Now, a study co-authored by Cor and published in the journal Biological Invasions, shows that the spiders have the ability to thrive in New Zealand’s urban areas, just as they’ve survived in large cities in Japan.

This isn’t necessarily a reason for concern, however; the Australian Venom Research Unit reports that only 14 people have died from redback bites in Australia since records began, and there have been no fatalities since an anti-venom was developed in the 1950s.

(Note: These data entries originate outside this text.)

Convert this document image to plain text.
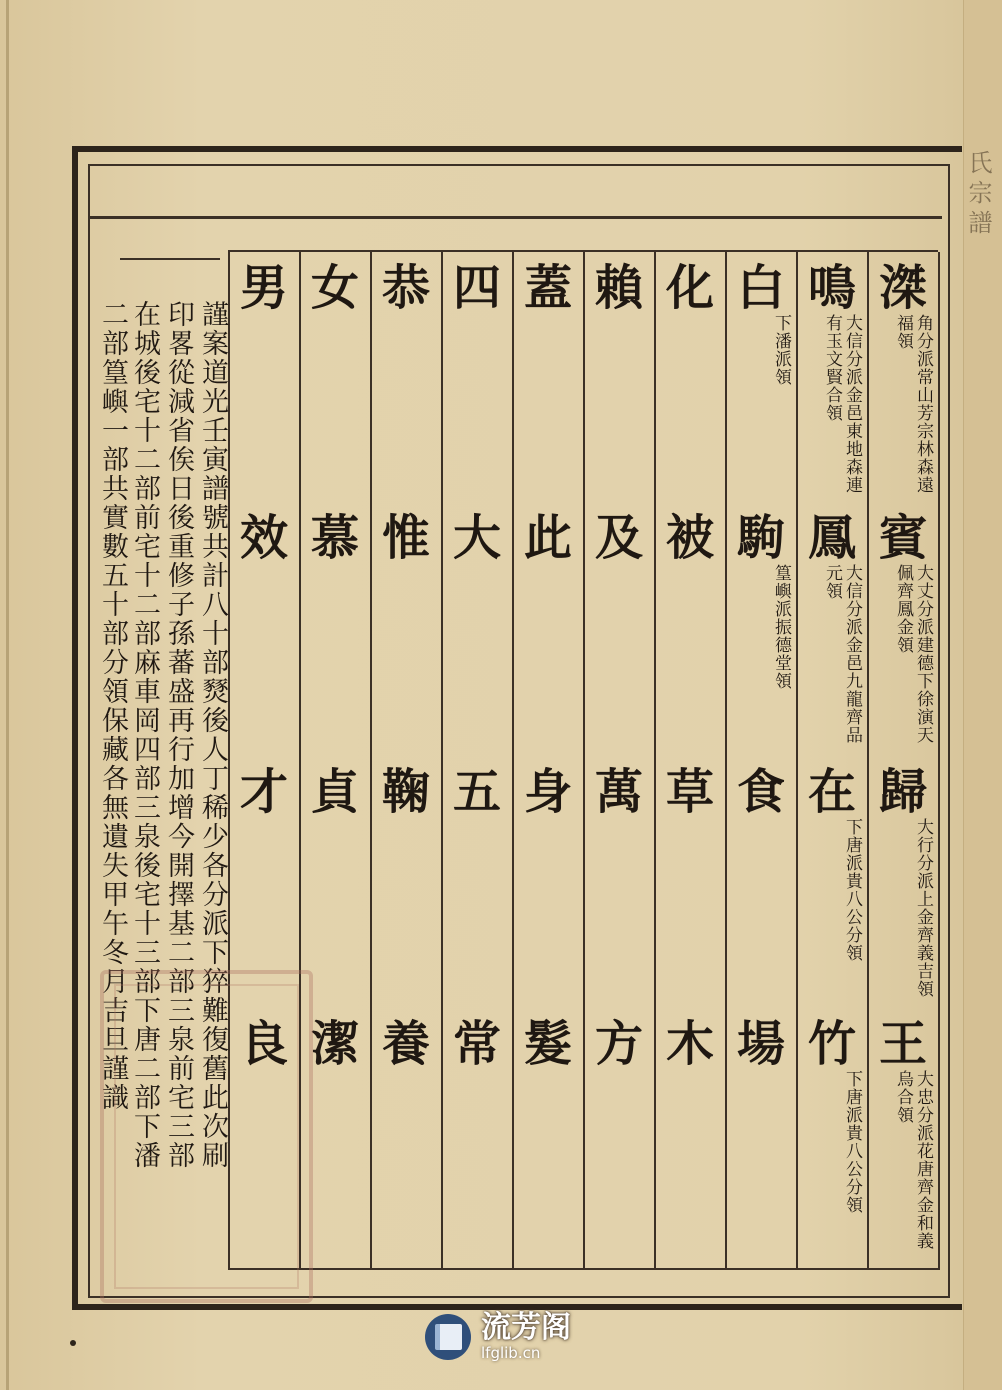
氏宗譜
滐
角分派常山芳宗林森遠福領
賓
大丈分派建德下徐演天佩齊鳳金領
歸
大行分派上金齊義吉領
王
大忠分派花唐齊金和義烏合領
鳴
大信分派金邑東地森連有玉文賢合領
鳳
大信分派金邑九龍齊品元領
在
下唐派貴八公分領
竹
下唐派貴八公分領
白
下潘派領
駒
篁嶼派振德堂領
食
場
化
被
草
木
賴
及
萬
方
蓋
此
身
髮
四
大
五
常
恭
惟
鞠
養
女
慕
貞
潔
男
效
才
良
謹案道光壬寅譜號共計八十部燹後人丁稀少各分派下猝難復舊此次刷
印畧從減省俟日後重修子孫蕃盛再行加增今開擇基二部三泉前宅三部
在城後宅十二部前宅十二部麻車岡四部三泉後宅十三部下唐二部下潘
二部篁嶼一部共實數五十部分領保藏各無遺失甲午冬月吉旦謹識
流芳阁
lfglib.cn
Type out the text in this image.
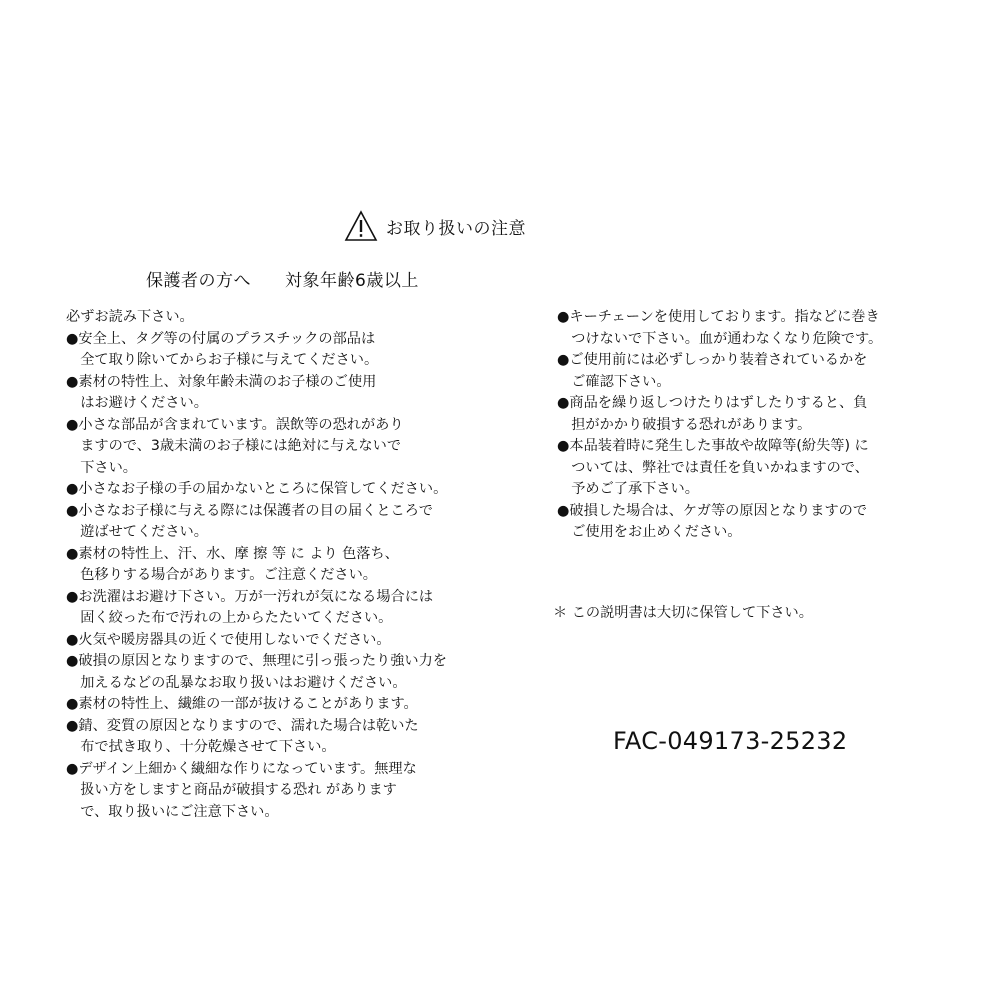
お取り扱いの注意
保護者の方へ 対象年齢6歳以上
必ずお読み下さい。
●安全上、タグ等の付属のプラスチックの部品は
　全て取り除いてからお子様に与えてください。
●素材の特性上、対象年齢未満のお子様のご使用
　はお避けください。
●小さな部品が含まれています。誤飲等の恐れがあり
　ますので、3歳未満のお子様には絶対に与えないで
　下さい。
●小さなお子様の手の届かないところに保管してください。
●小さなお子様に与える際には保護者の目の届くところで
　遊ばせてください。
●素材の特性上、汗、水、摩 擦 等 に より 色落ち、
　色移りする場合があります。ご注意ください。
●お洗濯はお避け下さい。万が一汚れが気になる場合には
　固く絞った布で汚れの上からたたいてください。
●火気や暖房器具の近くで使用しないでください。
●破損の原因となりますので、無理に引っ張ったり強い力を
　加えるなどの乱暴なお取り扱いはお避けください。
●素材の特性上、繊維の一部が抜けることがあります。
●錆、変質の原因となりますので、濡れた場合は乾いた
　布で拭き取り、十分乾燥させて下さい。
●デザイン上細かく繊細な作りになっています。無理な
　扱い方をしますと商品が破損する恐れ があります
　で、取り扱いにご注意下さい。
●キーチェーンを使用しております。指などに巻き
　つけないで下さい。血が通わなくなり危険です。
●ご使用前には必ずしっかり装着されているかを
　ご確認下さい。
●商品を繰り返しつけたりはずしたりすると、負
　担がかかり破損する恐れがあります。
●本品装着時に発生した事故や故障等(紛失等) に
　ついては、弊社では責任を負いかねますので、
　予めご了承下さい。
●破損した場合は、ケガ等の原因となりますので
　ご使用をお止めください。
＊ この説明書は大切に保管して下さい。
FAC-049173-25232
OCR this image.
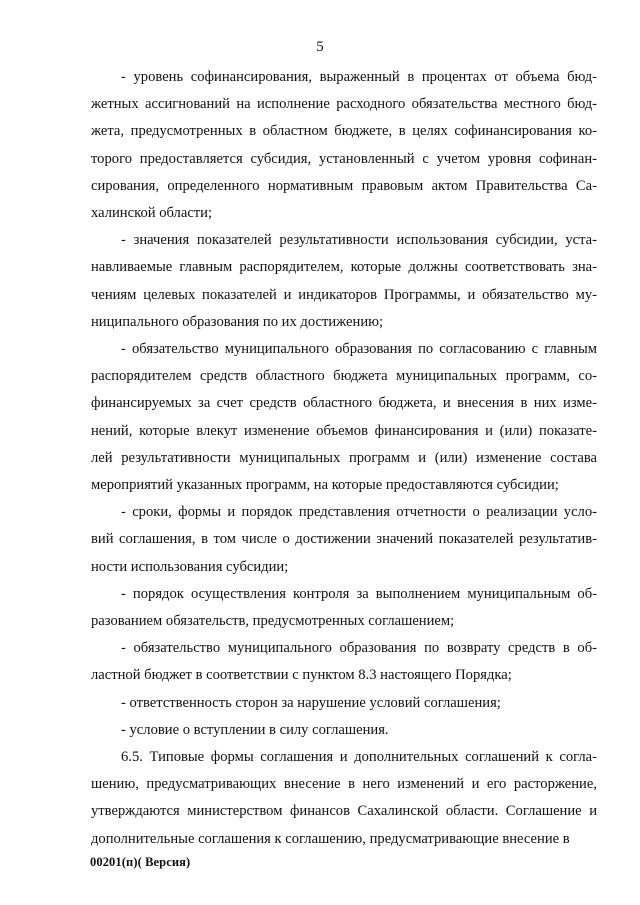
5
- уровень софинансирования, выраженный в процентах от объема бюд-
жетных ассигнований на исполнение расходного обязательства местного бюд-
жета, предусмотренных в областном бюджете, в целях софинансирования ко-
торого предоставляется субсидия, установленный с учетом уровня софинан-
сирования, определенного нормативным правовым актом Правительства Са-
халинской области;
- значения показателей результативности использования субсидии, уста-
навливаемые главным распорядителем, которые должны соответствовать зна-
чениям целевых показателей и индикаторов Программы, и обязательство му-
ниципального образования по их достижению;
- обязательство муниципального образования по согласованию с главным
распорядителем средств областного бюджета муниципальных программ, со-
финансируемых за счет средств областного бюджета, и внесения в них изме-
нений, которые влекут изменение объемов финансирования и (или) показате-
лей результативности муниципальных программ и (или) изменение состава
мероприятий указанных программ, на которые предоставляются субсидии;
- сроки, формы и порядок представления отчетности о реализации усло-
вий соглашения, в том числе о достижении значений показателей результатив-
ности использования субсидии;
- порядок осуществления контроля за выполнением муниципальным об-
разованием обязательств, предусмотренных соглашением;
- обязательство муниципального образования по возврату средств в об-
ластной бюджет в соответствии с пунктом 8.3 настоящего Порядка;
- ответственность сторон за нарушение условий соглашения;
- условие о вступлении в силу соглашения.
6.5. Типовые формы соглашения и дополнительных соглашений к согла-
шению, предусматривающих внесение в него изменений и его расторжение,
утверждаются министерством финансов Сахалинской области. Соглашение и
дополнительные соглашения к соглашению, предусматривающие внесение в
00201(п)( Версия)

Cor says that people needn’t to worry about safety if they are careful, but they should be aware of the spiders’ presence and know what they look like. “The spiders keep to themselves and you have to go looking for them,” he says.

Threat to natives

Redbacks do, however, pose a threat for native New Zealand species, including other spiders and insects. In the Otago region of the South Island redbacks have been recorded preying on a threatened species of beetle present only around Alexandra, 100 km east of Queenstown. There are also concerns the redbacks could out-compete the protected katipo spider found by the coast on both islands.

The redback is not the only insect pest from Australia that’s travelled to New Zealand. Other Australian invaders include the white tail spider, the Australian paper wasp, and various insect pests of gum trees.

Along with a team of researchers, Cor is part of Better Border Biosecurity – a program to tighten the borders around the country, which aims to keep harmful species out of New Zealand.